The prevalence of chronic heart failure (CHF) is increasing as the proportion of elderly persons in the population increases. Mortality associated with this disorder remains high, and sudden cardiac death is a common cause of death. Fagerberg and collaborators in the international Metoprolol CR/XL Randomised Intervention Trial in Congestive Heart Failure (MERIT-HF) investigated whether the addition of long-acting metoprolol to standard therapy improves survival in patients with CHF.

A total of 3,991 patients were enrolled in the MERIT-HF study. The randomized, placebo-controlled study was conducted at 313 investigational sites in 13 European countries and the United States. Patients in the study were 40 to 80 years of age and had symptomatic heart failure of New York Heart Association (NYHA) functional class II, III or IV for at least three months. All participants had been receiving optimal standard therapy for at least two weeks before the study.

Following a single-blind, two-week placebo run-in period, the patients were randomly assigned to receive placebo (2,001 patients) or metoprolol (1,990 patients). The starting dosage of metoprolol was 12.5 mg once daily in patients who were in NYHA class III or IV and 25 mg once daily in patients with NYHA class II disease. The metoprolol dosage was gradually increased to a target level of 200 mg daily, but the dosage could be modified according to the judgment of the investigator. A daily dosage of 200 mg was attainable in 64 percent of the patients. Patients were assessed every three months. In addition to all-cause mortality as a primary end point, the second primary end point was all-cause mortality in combination with all-cause admission to the hospital.

The metoprolol and placebo groups were similar in demographic and baseline characteristics, and no patients were lost to follow-up.
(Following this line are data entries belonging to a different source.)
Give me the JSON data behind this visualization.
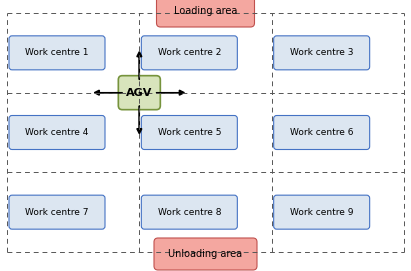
{
  "fig_width": 4.11,
  "fig_height": 2.71,
  "bg_color": "#ffffff",
  "grid_color": "#555555",
  "work_centres": [
    {
      "label": "Work centre 1",
      "col": 0,
      "row": 0
    },
    {
      "label": "Work centre 2",
      "col": 1,
      "row": 0
    },
    {
      "label": "Work centre 3",
      "col": 2,
      "row": 0
    },
    {
      "label": "Work centre 4",
      "col": 0,
      "row": 1
    },
    {
      "label": "Work centre 5",
      "col": 1,
      "row": 1
    },
    {
      "label": "Work centre 6",
      "col": 2,
      "row": 1
    },
    {
      "label": "Work centre 7",
      "col": 0,
      "row": 2
    },
    {
      "label": "Work centre 8",
      "col": 1,
      "row": 2
    },
    {
      "label": "Work centre 9",
      "col": 2,
      "row": 2
    }
  ],
  "wc_box_color": "#dce6f1",
  "wc_box_edge_color": "#4472c4",
  "wc_text_color": "#000000",
  "loading_label": "Loading area",
  "unloading_label": "Unloading area",
  "area_box_color": "#f4a7a0",
  "area_box_edge_color": "#c0504d",
  "agv_label": "AGV",
  "agv_box_color": "#d8e4bc",
  "agv_box_edge_color": "#76933c",
  "arrow_color": "#000000"
}
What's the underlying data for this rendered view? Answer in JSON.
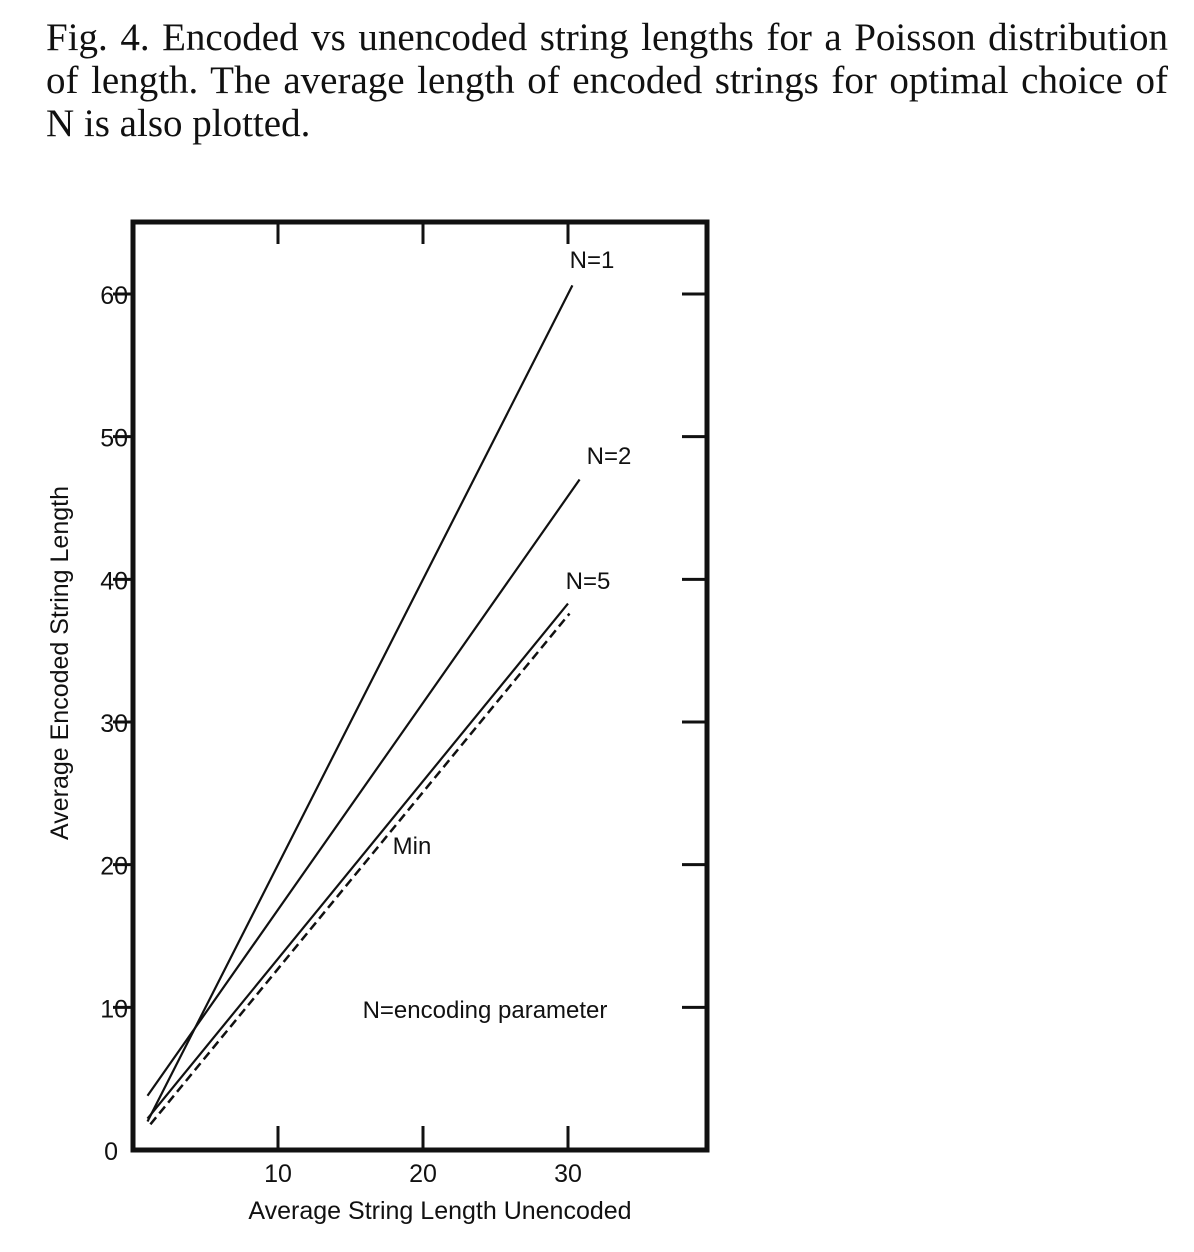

During a mean follow-up period of one year, 145 patients in the metoprolol group and 217 patients in the placebo group died. The mortality rate in the metoprolol group was 7.2 percent per patient-year of follow-up, which was significantly lower than the mortality rate of 11 percent per patient-year of follow-up in the placebo group. There were 128 cardiovascular-related deaths in the metoprolol group, compared with 203 in the placebo group. There were fewer sudden deaths in the metoprolol group than in the placebo group (79 versus 132). Death as a result of worsening heart failure occurred in 30 patients in the metoprolol group, compared with 58 patients in the placebo group.

Analysis of the data in relation to the patient's NYHA classification revealed that the rate of sudden death gradually decreased as the severity of heart failure increased.

The authors conclude that the addition of long-acting metoprolol to optimal standard therapy of CHF reduced the all-cause mortality rate by 34 percent in patients with stable cardiac failure. They calculate that treatment of 27 such patients with metoprolol for one year would prevent one death. The authors speculate that much of the improvement in survival is attributable to protection from ventricular fibrillation, but they stress that much about the pathophysiology of cardiac failure remains unelucidated.